Metal organic frameworks are crystalline materials made from metal ions or clusters connected by organic linkers, forming porous, often highly ordered 3D networks. Their key feature is extremely high surface area combined with tunable pore size and chemistry. This makes them attractive for gas storage, separation, catalysis and sensing.

In gas storage, some frameworks can adsorb large amounts of hydrogen, methane, or carbon dioxide at moderate pressures because their pores provide abundant binding sites. By choosing different metals and linkers, researchers can optimize interactions with specific gases, tailoring frameworks for tasks such as hydrogen fuel storage or carbon capture from flue gas.

Their adjustable pore environment also allows selective adsorption, enabling separation of gas mixtures like carbon dioxide from nitrogen or hydrocarbons of different sizes and shapes. This can improve the efficiency of industrial separations that currently consume much energy.

Metal organic frameworks can act as catalysts when the metal centers or functional groups in the linkers participate in chemical reactions. They combine aspects of homogeneous and heterogeneous catalysis, providing accessible catalytic sites in a stable, recyclable solid.
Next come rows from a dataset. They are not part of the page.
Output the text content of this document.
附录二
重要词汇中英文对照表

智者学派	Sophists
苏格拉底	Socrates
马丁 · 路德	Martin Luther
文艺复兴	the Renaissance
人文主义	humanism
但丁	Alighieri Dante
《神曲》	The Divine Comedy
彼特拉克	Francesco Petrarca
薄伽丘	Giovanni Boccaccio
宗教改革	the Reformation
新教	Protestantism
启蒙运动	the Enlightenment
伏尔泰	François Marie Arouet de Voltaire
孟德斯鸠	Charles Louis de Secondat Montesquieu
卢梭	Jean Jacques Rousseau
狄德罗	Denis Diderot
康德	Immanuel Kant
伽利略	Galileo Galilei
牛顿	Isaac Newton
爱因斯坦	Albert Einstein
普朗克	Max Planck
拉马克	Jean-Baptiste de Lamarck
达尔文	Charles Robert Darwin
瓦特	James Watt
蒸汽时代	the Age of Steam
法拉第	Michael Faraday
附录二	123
This supports applications in fine chemical synthesis, environmental remediation and energy conversion.

Challenges include stability in water or under industrial conditions, scalability of synthesis and cost. Ongoing research addresses these by designing more robust frameworks, developing greener synthesis routes and processing frameworks into usable forms such as membranes, pellets and composites. Overall, metal organic frameworks form a versatile platform for controlling matter at the molecular scale, with broad potential across energy, environment and chemical manufacturing.